"Madam, you have tried to be kind to me in your way, and therefore I will say nothing to wound your feelings; but if a man were to ask me that question he would receive an answer that would prevent him from repeating it in this world."

"Humpty-dumpty jumped over the wall!" exclaimed the woman with a laugh. "I knew what you'd say, but I had my reasons for asking the question; you must go now; and bear in mind," she went on with a sudden display of feeling, "that the war has made such devil's hags of the women, and such devil's imps of the men, that everything is in a tangle. You'll know where you are when you go in the next room. And you must forgive me. I am Jane Ryder's mother."
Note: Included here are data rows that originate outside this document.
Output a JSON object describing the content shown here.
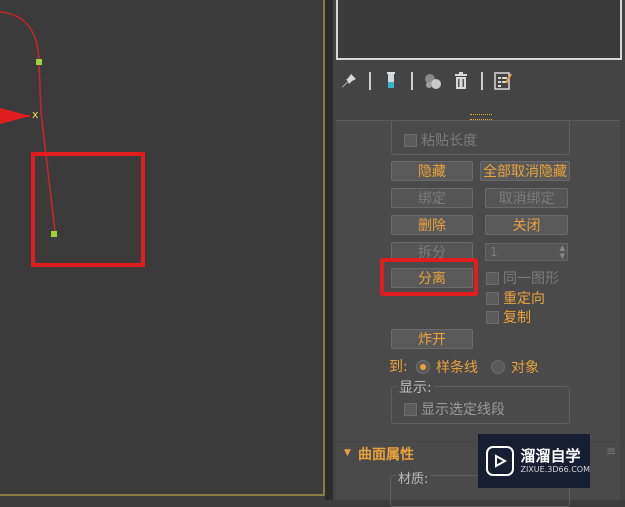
{
  "panel": {
    "paste_length_label": "粘贴长度",
    "buttons": {
      "hide": "隐藏",
      "unhide_all": "全部取消隐藏",
      "bind": "绑定",
      "unbind": "取消绑定",
      "delete": "删除",
      "close": "关闭",
      "divide": "拆分",
      "detach": "分离",
      "explode": "炸开"
    },
    "divide_count": "1",
    "checkboxes": {
      "same_shape": "同一图形",
      "reorient": "重定向",
      "copy": "复制",
      "show_selected_segments": "显示选定线段"
    },
    "to_label": "到:",
    "radio_spline": "样条线",
    "radio_object": "对象",
    "display_label": "显示:",
    "surface_title": "曲面属性",
    "material_label": "材质:"
  },
  "watermark": {
    "title": "溜溜自学",
    "subtitle": "ZIXUE.3D66.COM"
  },
  "colors": {
    "accent": "#e9a23b",
    "highlight": "#e11d1d",
    "spline": "#c0282a",
    "vertex": "#9bd23c"
  },
  "icons": [
    "pin-icon",
    "show-end-result-icon",
    "make-unique-icon",
    "remove-modifier-icon",
    "configure-modifier-sets-icon"
  ]
}
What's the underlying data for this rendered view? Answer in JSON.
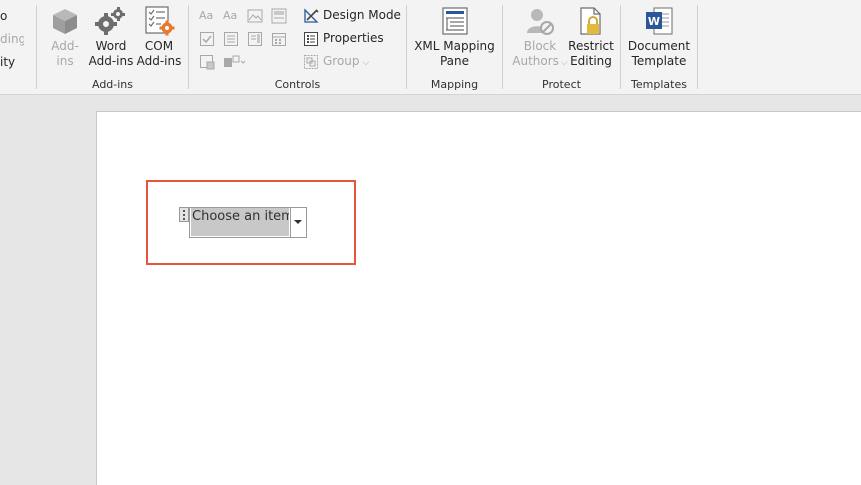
{
  "ribbon": {
    "left_partial": [
      "o",
      "ding",
      "ity"
    ],
    "addins": {
      "label": "Add-ins",
      "addins_line1": "Add-",
      "addins_line2": "ins",
      "word_line1": "Word",
      "word_line2": "Add-ins",
      "com_line1": "COM",
      "com_line2": "Add-ins"
    },
    "controls": {
      "label": "Controls",
      "design_mode": "Design Mode",
      "properties": "Properties",
      "group": "Group"
    },
    "mapping": {
      "label": "Mapping",
      "xml_line1": "XML Mapping",
      "xml_line2": "Pane"
    },
    "protect": {
      "label": "Protect",
      "block_line1": "Block",
      "block_line2": "Authors",
      "restrict_line1": "Restrict",
      "restrict_line2": "Editing"
    },
    "templates": {
      "label": "Templates",
      "doc_line1": "Document",
      "doc_line2": "Template"
    }
  },
  "document": {
    "content_control_text": "Choose an item."
  },
  "colors": {
    "highlight": "#e8553f",
    "word_blue": "#2b579a",
    "gear_orange": "#e8792b"
  }
}
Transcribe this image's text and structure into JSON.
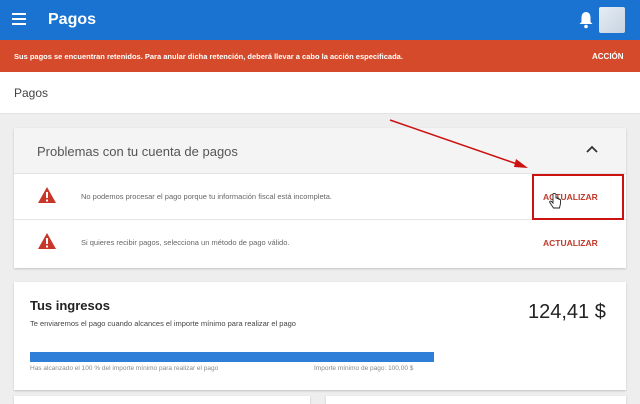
{
  "appbar": {
    "title": "Pagos",
    "menu_icon": "menu-icon",
    "bell_icon": "bell-icon",
    "color": "#1a73d0"
  },
  "alert": {
    "text": "Sus pagos se encuentran retenidos. Para anular dicha retención, deberá llevar a cabo la acción especificada.",
    "action": "ACCIÓN",
    "color": "#d44a2a"
  },
  "page": {
    "title": "Pagos"
  },
  "problems": {
    "title": "Problemas con tu cuenta de pagos",
    "items": [
      {
        "icon": "warning-icon",
        "text": "No podemos procesar el pago porque tu información fiscal está incompleta.",
        "action": "ACTUALIZAR"
      },
      {
        "icon": "warning-icon",
        "text": "Si quieres recibir pagos, selecciona un método de pago válido.",
        "action": "ACTUALIZAR"
      }
    ]
  },
  "income": {
    "title": "Tus ingresos",
    "subtitle": "Te enviaremos el pago cuando alcances el importe mínimo para realizar el pago",
    "amount": "124,41 $",
    "progress_percent": 100,
    "progress_left_label": "Has alcanzado el 100 % del importe mínimo para realizar el pago",
    "progress_right_label": "Importe mínimo de pago: 100,00 $"
  },
  "colors": {
    "accent": "#c0392b",
    "progress": "#2f7ed8",
    "annotation": "#cc1111"
  }
}
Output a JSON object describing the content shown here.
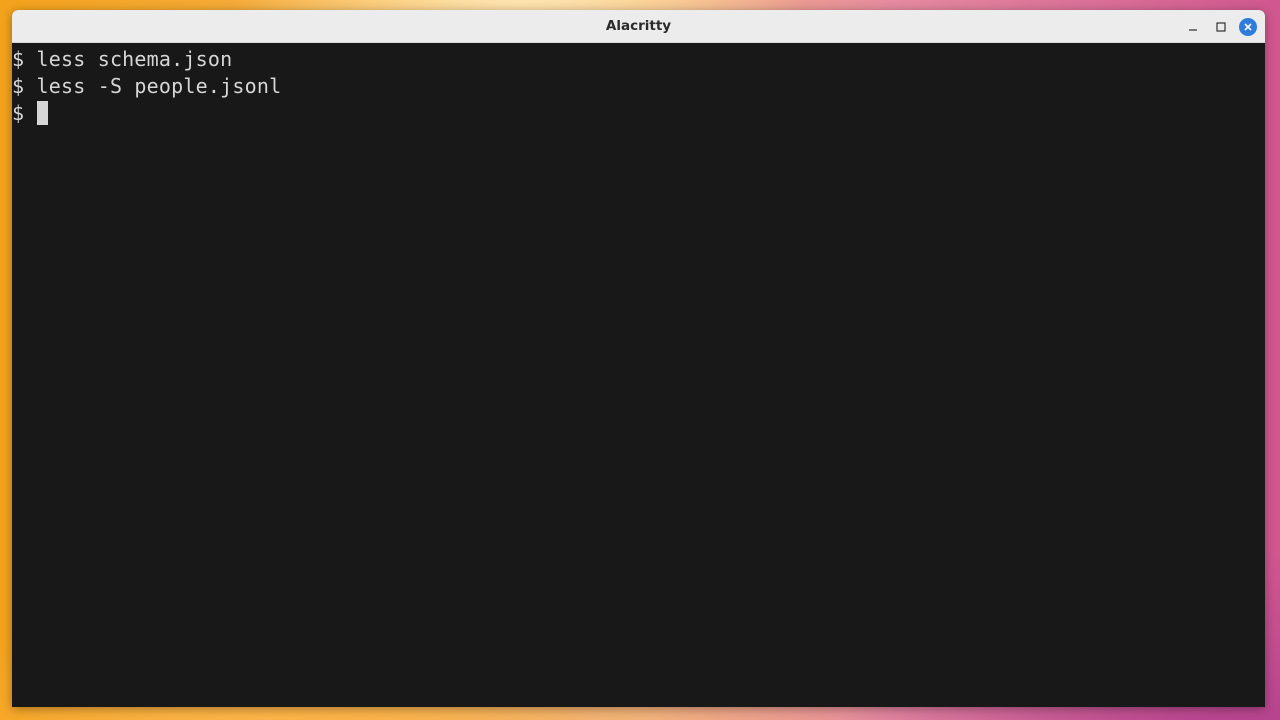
{
  "window": {
    "title": "Alacritty",
    "controls": {
      "minimize_icon": "minimize-icon",
      "maximize_icon": "maximize-icon",
      "close_icon": "close-icon"
    },
    "accent_color": "#2f7ddb",
    "background_color": "#181818"
  },
  "terminal": {
    "lines": [
      {
        "prompt": "$",
        "command": "less schema.json"
      },
      {
        "prompt": "$",
        "command": "less -S people.jsonl"
      },
      {
        "prompt": "$",
        "command": ""
      }
    ]
  }
}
And, sure enough, I was in the tavern in the woods, and sitting by the hearth was Whistling Jim. To say that he was glad to see me would hardly describe the outward manifestation of his feelings. Someone in the camp, he didn't know who, had sent him word that he'd find me at this house, and he had been waiting for more than an hour, the last half of it with many misgivings. He and Harry had escaped without any trouble, and my horse had followed them so closely that they thought I was on his back. But when they saw that he was riderless, they thought that I had either been captured or killed. Once at camp, Harry Herndon drummed up as many of the Independents as would volunteer, and they had gone in search of me; Whistling Jim heard them riding along the road as he was coming to the tavern.

The faithful negro had a hundred questions to ask, but I answered him in my own way. I was determined that none but those directly concerned should ever know that I had been held a prisoner or that Miss Ryder had a hand in the night's work; and I wished a thousand times over that I had not known it myself. The old saying, worn to a frazzle with repetition, came to me with new force, and I was sadly alive to the fact that where ignorance is bliss 'tis folly to be wise.
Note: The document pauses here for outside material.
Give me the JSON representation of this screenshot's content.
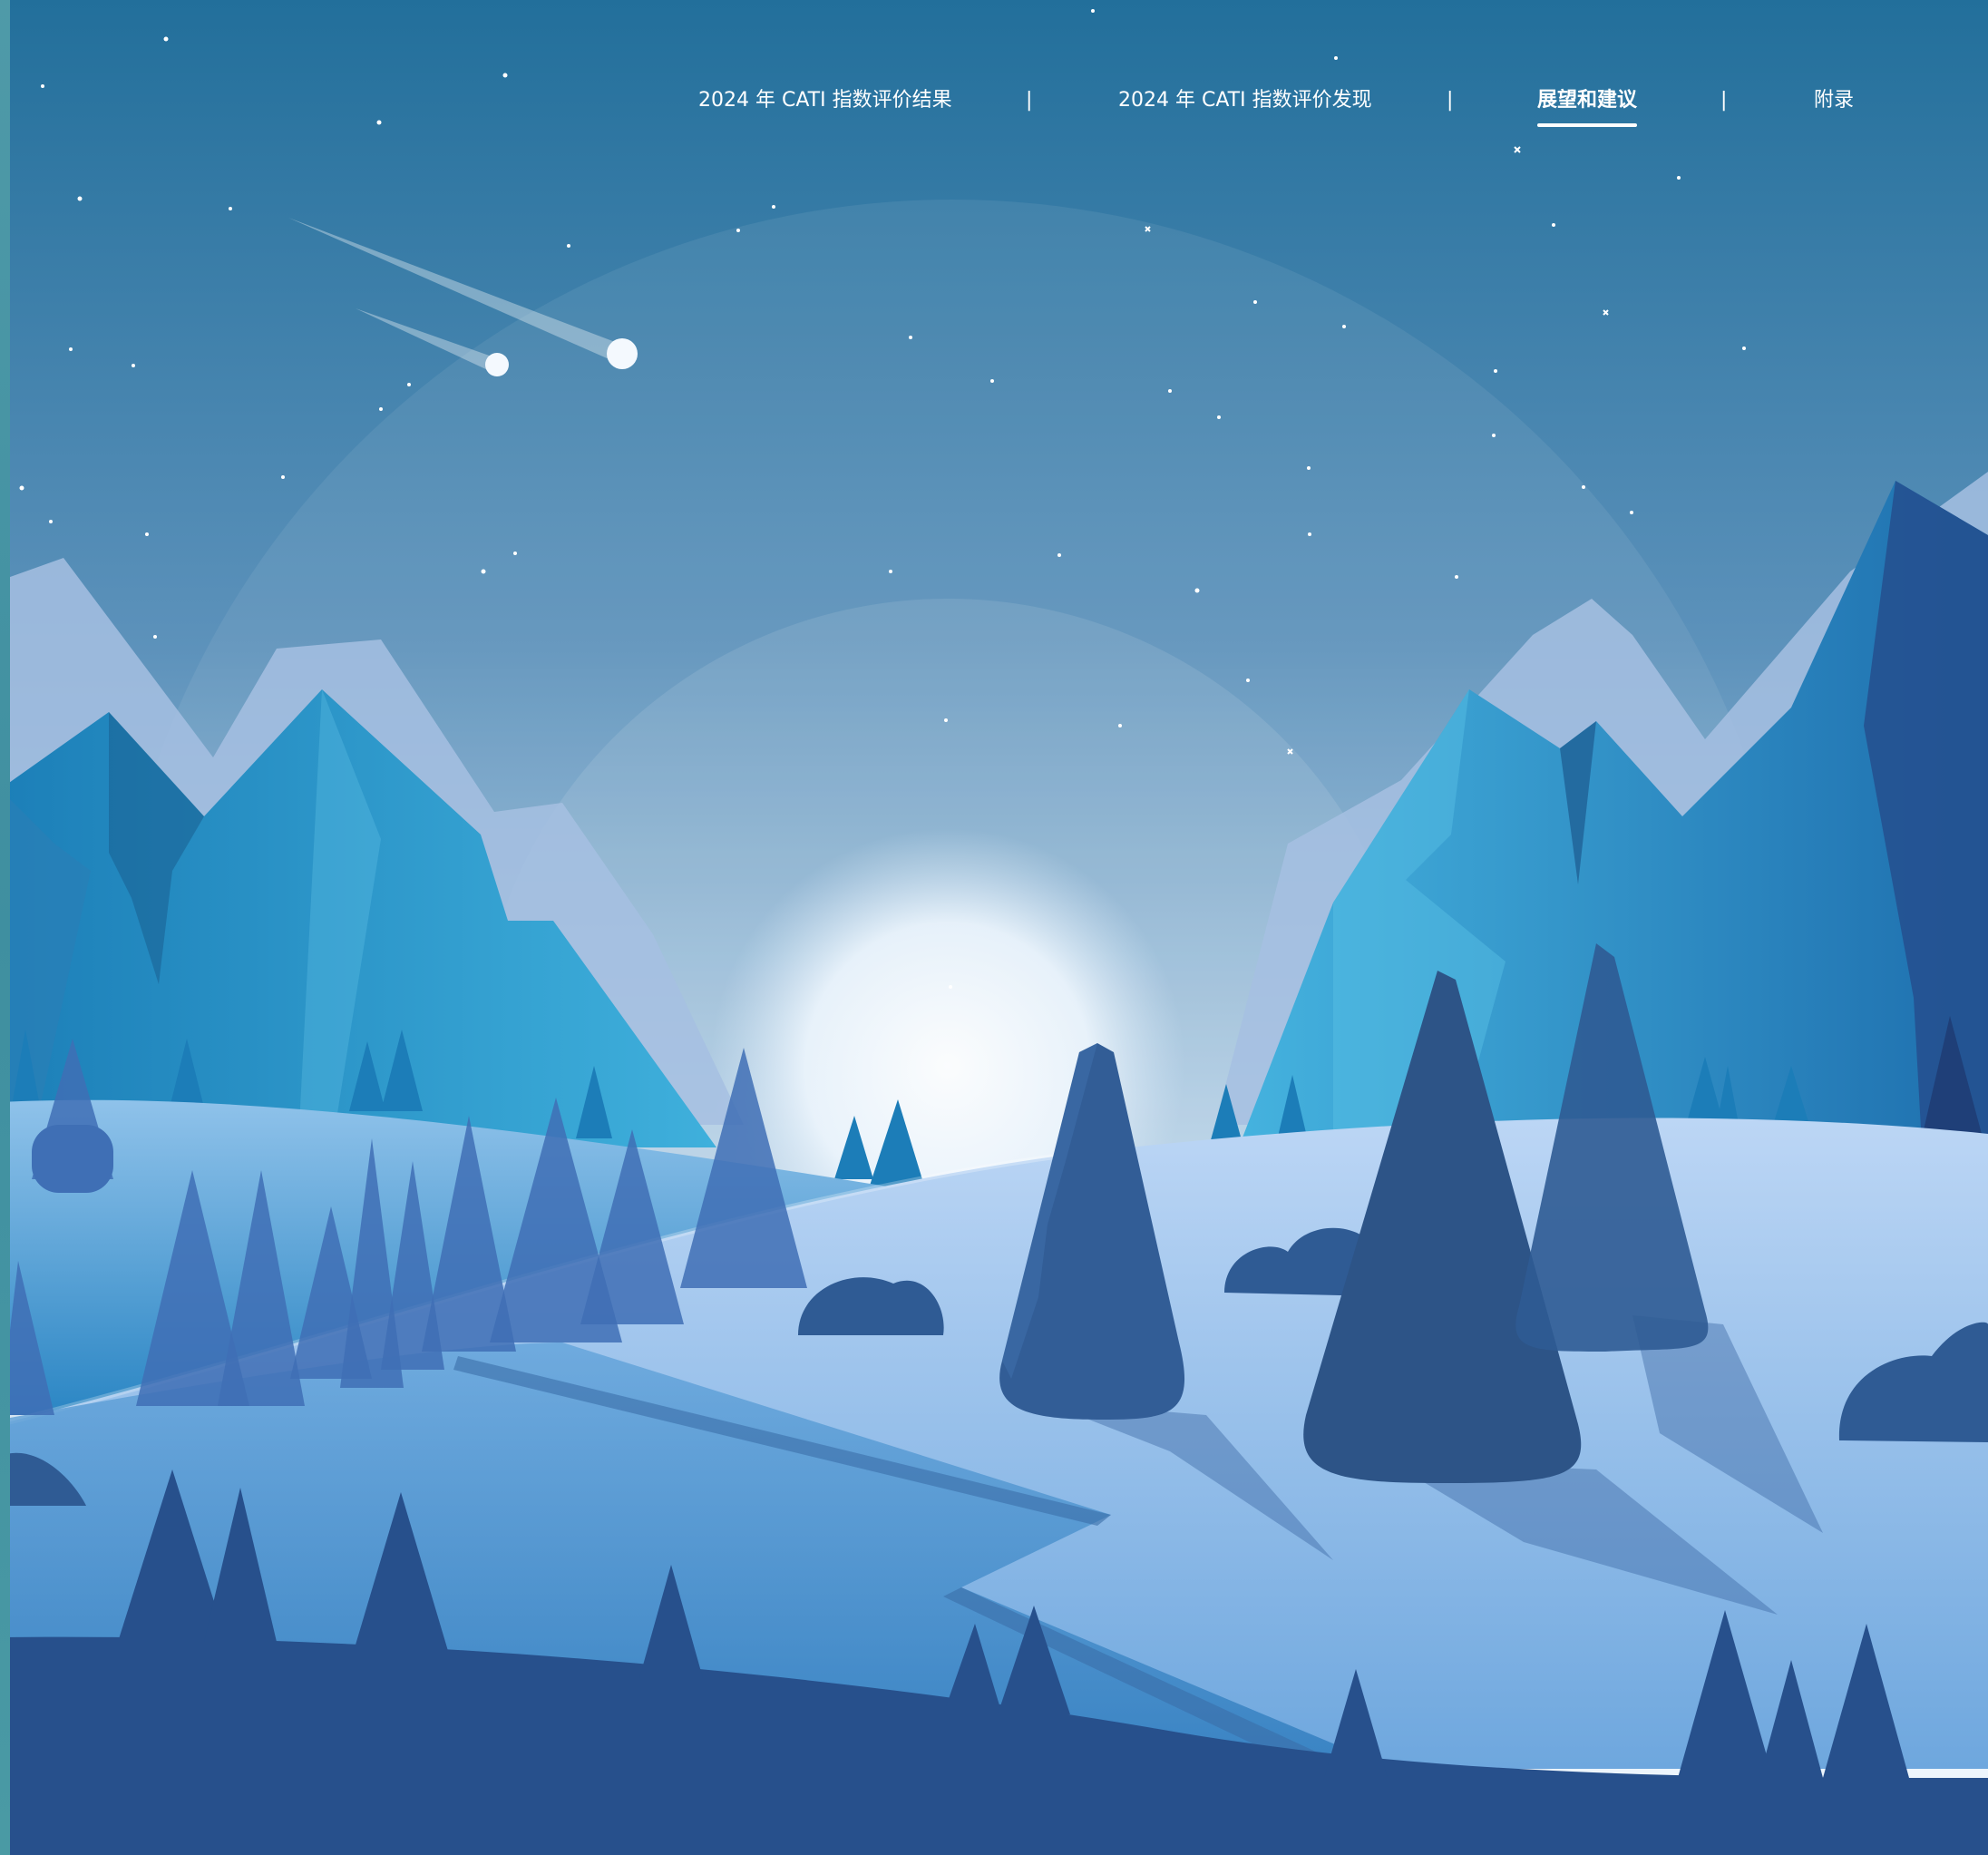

The night was now far advanced, and once at my quarters I flung myself on the rude bed that had been provided for me, and all the troubles and tangles in this world dissolved and disappeared in dreamless slumber. When morning broke I felt better. My head was sore, but the surgeon removed the bandage, clipped the hair about the wound, took a stitch or two that hurt worse than the original blow, and in an hour I had forgotten the sabre-cut.

Singular uneasiness pervaded my thoughts. More than once I caught myself standing still as if expecting to hear something. I tried in vain to shake off the feeling, and at last I pretended to trace it to feverishness resulting from the wound in the scalp; but I knew this was not so—I knew that one of the great things of life was behind it all; I knew that I had come to the hour that young men hope for and older men dread; I knew that for good or evil my future was wrapped in the mystery and tangle of which Jane Ryder was the centre. My common-sense tried to picture her forth as the spider waiting in the centre of her web for victims, but my heart resented this and told me that she herself had been caught in the web and found it impossible to get away.

I wandered about the camp and through the town with a convalescent's certificate in my pocket and the desperation of a lover in my heart; and at the very last, when night was falling, it was Jasper Goodrum, of the Independents, who gave me the news I had been looking for all day.

"You'd better pick up and go with us, Shannon; our company is going to raid the tavern to-night, and to-morrow we take the road. Oh, you are not hurt bad," he said, trying to interpret the expression on my face; "you can go and I think I can promise you a little fun. They say a spy is housed there, and we propose to smoke him out to-night. Get your horse; we start in half an hour."

He went off down the street, leaving me staring at him open-mouthed. When he was out of sight I turned and ran toward the camp as if my life depended on it.